Feld Entertainment says the move is mostly due to new legislation that is making it harder for the company to travel with the animals. Each year, the circus visits 115 cities across the United States. But many local governments have recently passed laws meant to protect elephants or remove exotic animals — including elephants — from city-owned facilities. For instance, the city of Asheville, North Carolina has prohibited exotic animals from performing in its huge multi-purpose arena.
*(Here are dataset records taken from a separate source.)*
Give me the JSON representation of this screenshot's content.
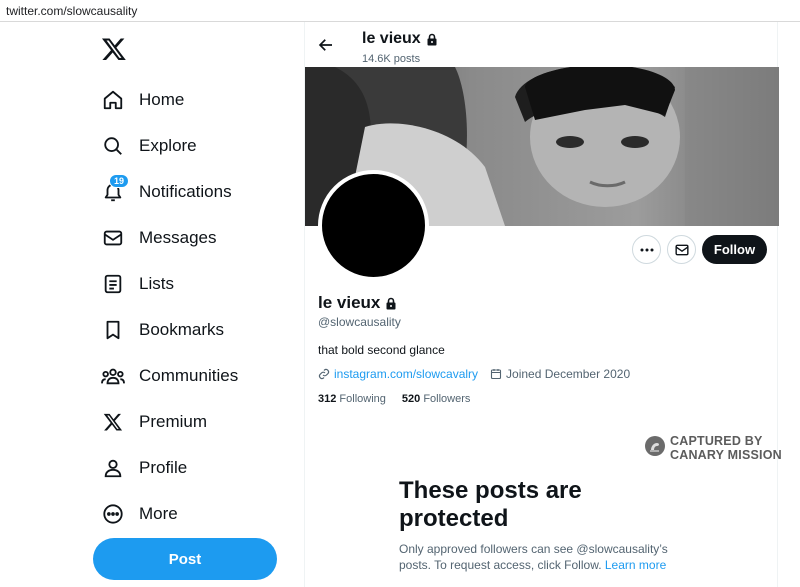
{
  "browser": {
    "url": "twitter.com/slowcausality"
  },
  "sidebar": {
    "logo": "x-logo-icon",
    "items": [
      {
        "label": "Home",
        "icon": "home-icon"
      },
      {
        "label": "Explore",
        "icon": "search-icon"
      },
      {
        "label": "Notifications",
        "icon": "bell-icon",
        "badge": "19"
      },
      {
        "label": "Messages",
        "icon": "envelope-icon"
      },
      {
        "label": "Lists",
        "icon": "list-icon"
      },
      {
        "label": "Bookmarks",
        "icon": "bookmark-icon"
      },
      {
        "label": "Communities",
        "icon": "communities-icon"
      },
      {
        "label": "Premium",
        "icon": "x-logo-icon"
      },
      {
        "label": "Profile",
        "icon": "person-icon"
      },
      {
        "label": "More",
        "icon": "more-circle-icon"
      }
    ],
    "post_label": "Post"
  },
  "header": {
    "name": "le vieux",
    "posts_count": "14.6K posts"
  },
  "profile": {
    "name": "le vieux",
    "handle": "@slowcausality",
    "bio": "that bold second glance",
    "link": "instagram.com/slowcavalry",
    "joined": "Joined December 2020",
    "following_count": "312",
    "following_label": "Following",
    "followers_count": "520",
    "followers_label": "Followers",
    "follow_label": "Follow"
  },
  "watermark": {
    "line1": "CAPTURED BY",
    "line2": "CANARY MISSION"
  },
  "protected": {
    "title": "These posts are protected",
    "body": "Only approved followers can see @slowcausality’s posts. To request access, click Follow.",
    "learn_more": "Learn more"
  },
  "colors": {
    "accent": "#1d9bf0",
    "text": "#0f1419",
    "muted": "#536471"
  }
}
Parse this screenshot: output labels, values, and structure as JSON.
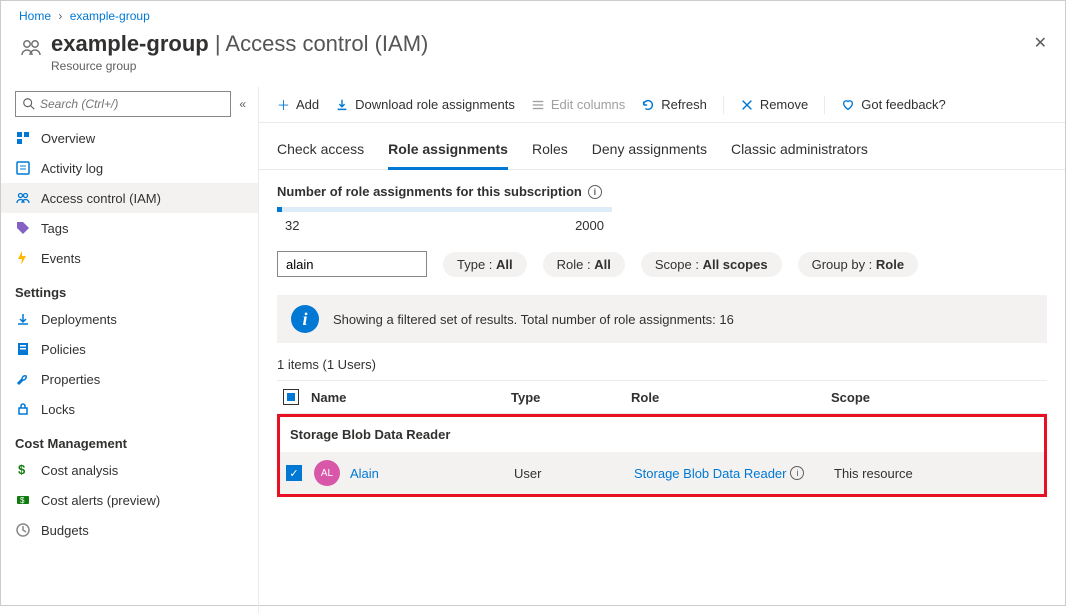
{
  "breadcrumb": {
    "home": "Home",
    "current": "example-group"
  },
  "header": {
    "title": "example-group",
    "suffix": " | Access control (IAM)",
    "subtitle": "Resource group"
  },
  "sidebar": {
    "search_placeholder": "Search (Ctrl+/)",
    "items_top": [
      {
        "icon": "overview",
        "label": "Overview"
      },
      {
        "icon": "activity",
        "label": "Activity log"
      },
      {
        "icon": "iam",
        "label": "Access control (IAM)",
        "active": true
      },
      {
        "icon": "tags",
        "label": "Tags"
      },
      {
        "icon": "events",
        "label": "Events"
      }
    ],
    "section_settings": "Settings",
    "items_settings": [
      {
        "icon": "deploy",
        "label": "Deployments"
      },
      {
        "icon": "policies",
        "label": "Policies"
      },
      {
        "icon": "props",
        "label": "Properties"
      },
      {
        "icon": "locks",
        "label": "Locks"
      }
    ],
    "section_cost": "Cost Management",
    "items_cost": [
      {
        "icon": "costa",
        "label": "Cost analysis"
      },
      {
        "icon": "alerts",
        "label": "Cost alerts (preview)"
      },
      {
        "icon": "budgets",
        "label": "Budgets"
      }
    ]
  },
  "toolbar": {
    "add": "Add",
    "download": "Download role assignments",
    "editcols": "Edit columns",
    "refresh": "Refresh",
    "remove": "Remove",
    "feedback": "Got feedback?"
  },
  "tabs": {
    "check": "Check access",
    "roleassign": "Role assignments",
    "roles": "Roles",
    "deny": "Deny assignments",
    "classic": "Classic administrators"
  },
  "counter": {
    "label": "Number of role assignments for this subscription",
    "low": "32",
    "high": "2000"
  },
  "filters": {
    "search_value": "alain",
    "type_label": "Type : ",
    "type_value": "All",
    "role_label": "Role : ",
    "role_value": "All",
    "scope_label": "Scope : ",
    "scope_value": "All scopes",
    "group_label": "Group by : ",
    "group_value": "Role"
  },
  "info_bar": "Showing a filtered set of results. Total number of role assignments: 16",
  "summary": "1 items (1 Users)",
  "table": {
    "headers": {
      "name": "Name",
      "type": "Type",
      "role": "Role",
      "scope": "Scope"
    },
    "group_header": "Storage Blob Data Reader",
    "rows": [
      {
        "initials": "AL",
        "name": "Alain",
        "type": "User",
        "role": "Storage Blob Data Reader",
        "scope": "This resource"
      }
    ]
  }
}
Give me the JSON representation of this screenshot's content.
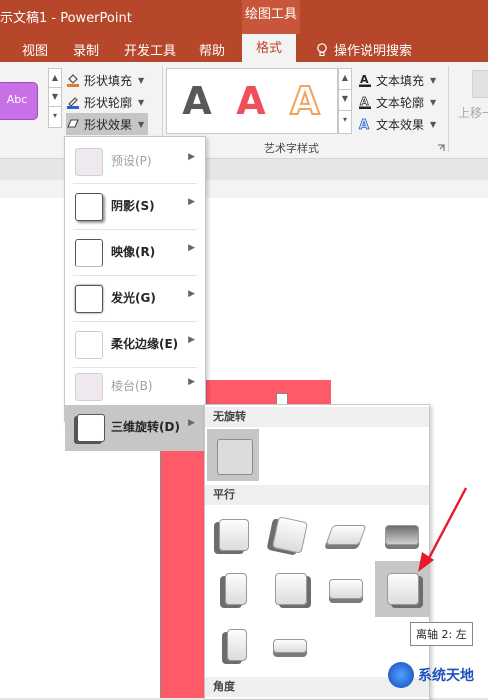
{
  "titlebar": {
    "title": "示文稿1  -  PowerPoint",
    "context_tab": "绘图工具"
  },
  "tabs": [
    {
      "label": "视图"
    },
    {
      "label": "录制"
    },
    {
      "label": "开发工具"
    },
    {
      "label": "帮助"
    },
    {
      "label": "格式"
    }
  ],
  "search": {
    "label": "操作说明搜索",
    "icon": "lightbulb-icon"
  },
  "ribbon": {
    "style_preview": "Abc",
    "shape_fill": "形状填充",
    "shape_outline": "形状轮廓",
    "shape_effects": "形状效果",
    "text_fill": "文本填充",
    "text_outline": "文本轮廓",
    "text_effects": "文本效果",
    "wordart_group": "艺术字样式",
    "wordart_letter": "A",
    "move_up": "上移一",
    "colors": {
      "fill_icon": "#e87a1f",
      "outline_icon": "#2c5fd0",
      "wordart_red": "#f04e5a",
      "wordart_orange": "#f5a25a",
      "wordart_gray": "#595959"
    }
  },
  "effects_menu": {
    "items": [
      {
        "label": "预设(P)",
        "enabled": false
      },
      {
        "label": "阴影(S)",
        "enabled": true
      },
      {
        "label": "映像(R)",
        "enabled": true
      },
      {
        "label": "发光(G)",
        "enabled": true
      },
      {
        "label": "柔化边缘(E)",
        "enabled": true
      },
      {
        "label": "棱台(B)",
        "enabled": false
      },
      {
        "label": "三维旋转(D)",
        "enabled": true,
        "active": true
      }
    ]
  },
  "rotation_gallery": {
    "section_no_rotation": "无旋转",
    "section_parallel": "平行",
    "section_angle": "角度",
    "selected_preset": "离轴 2: 左"
  },
  "tooltip": {
    "text": "离轴 2: 左"
  },
  "watermark": {
    "text": "系统天地"
  },
  "accent": {
    "ribbon_red": "#b7472a",
    "shape_pink": "#ff5a67",
    "arrow_red": "#e8192c"
  }
}
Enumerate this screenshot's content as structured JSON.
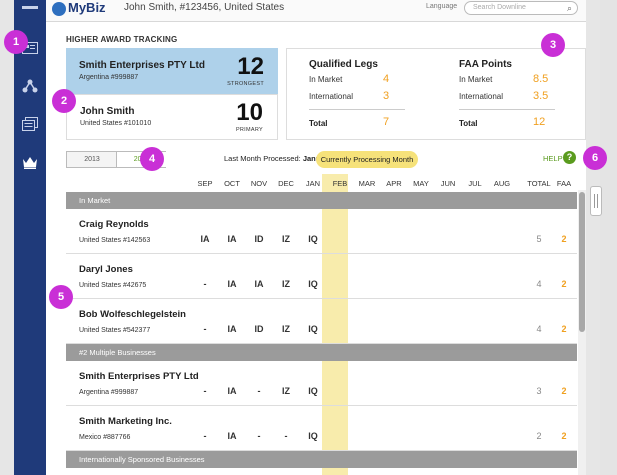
{
  "topbar": {
    "logo": "MyBiz",
    "user": "John Smith, #123456, United States",
    "language_label": "Language",
    "search_placeholder": "Search Downline"
  },
  "tracking": {
    "title": "HIGHER AWARD TRACKING",
    "strongest": {
      "name": "Smith Enterprises PTY Ltd",
      "sub": "Argentina #999887",
      "number": "12",
      "caption": "STRONGEST"
    },
    "primary": {
      "name": "John Smith",
      "sub": "United States #101010",
      "number": "10",
      "caption": "PRIMARY"
    }
  },
  "legs": {
    "title": "Qualified Legs",
    "in_market_label": "In Market",
    "in_market": "4",
    "international_label": "International",
    "international": "3",
    "total_label": "Total",
    "total": "7"
  },
  "faa": {
    "title": "FAA Points",
    "in_market_label": "In Market",
    "in_market": "8.5",
    "international_label": "International",
    "international": "3.5",
    "total_label": "Total",
    "total": "12"
  },
  "controls": {
    "year_2013": "2013",
    "year_2014": "2014",
    "last_month_label": "Last Month Processed:",
    "last_month_value": "January",
    "processing_pill": "Currently Processing Month",
    "help": "HELP",
    "help_glyph": "?"
  },
  "grid": {
    "months": [
      "SEP",
      "OCT",
      "NOV",
      "DEC",
      "JAN",
      "FEB",
      "MAR",
      "APR",
      "MAY",
      "JUN",
      "JUL",
      "AUG"
    ],
    "total_header": "TOTAL",
    "faa_header": "FAA",
    "sections": [
      {
        "label": "In Market",
        "rows": [
          {
            "name": "Craig Reynolds",
            "sub": "United States #142563",
            "cells": [
              "IA",
              "IA",
              "ID",
              "IZ",
              "IQ"
            ],
            "total": "5",
            "faa": "2"
          },
          {
            "name": "Daryl Jones",
            "sub": "United States #42675",
            "cells": [
              "-",
              "IA",
              "IA",
              "IZ",
              "IQ"
            ],
            "total": "4",
            "faa": "2"
          },
          {
            "name": "Bob Wolfeschlegelstein",
            "sub": "United States #542377",
            "cells": [
              "-",
              "IA",
              "ID",
              "IZ",
              "IQ"
            ],
            "total": "4",
            "faa": "2"
          }
        ]
      },
      {
        "label": "#2 Multiple Businesses",
        "rows": [
          {
            "name": "Smith Enterprises PTY Ltd",
            "sub": "Argentina #999887",
            "cells": [
              "-",
              "IA",
              "-",
              "IZ",
              "IQ"
            ],
            "total": "3",
            "faa": "2"
          },
          {
            "name": "Smith Marketing Inc.",
            "sub": "Mexico #887766",
            "cells": [
              "-",
              "IA",
              "-",
              "-",
              "IQ"
            ],
            "total": "2",
            "faa": "2"
          }
        ]
      },
      {
        "label": "Internationally Sponsored Businesses",
        "rows": []
      }
    ]
  },
  "markers": [
    "1",
    "2",
    "3",
    "4",
    "5",
    "6"
  ],
  "colors": {
    "sidebar": "#1f3a7a",
    "accent_orange": "#f0a020",
    "accent_green": "#5a9b1e",
    "highlight_blue": "#aed1ea",
    "marker": "#c92fd6",
    "current_month": "#f8ecac"
  }
}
The new legislation has become too expensive to fight, says Feld Entertainment CEO Kenneth Feld.

New legislation is making it harder for the company to travel with the animals

Because of this, Feld Entertainment announced in March of 2015 that it would be phasing out its elephant act by 2018. But the company is retiring the elephants earlier than expected; it didn't take as long to build the necessary enclosures for the incoming elephants at the CEC, according to the company. It costs Feld Entertainment $65,000 to care for each elephant a year.

While at the conservation, the elephants will be used as part of cancer research. Elephants don't get cancer as frequently as humans do, even though their bodies contain many more cells that could potentially become malignant. Scientists believe that elephant DNA may hold a cancer-suppressing gene that causes damaged cells to either repair themselves or self-destruct. By studying elephant genomes further, scientists hope to develop drugs for people that replicate this effect.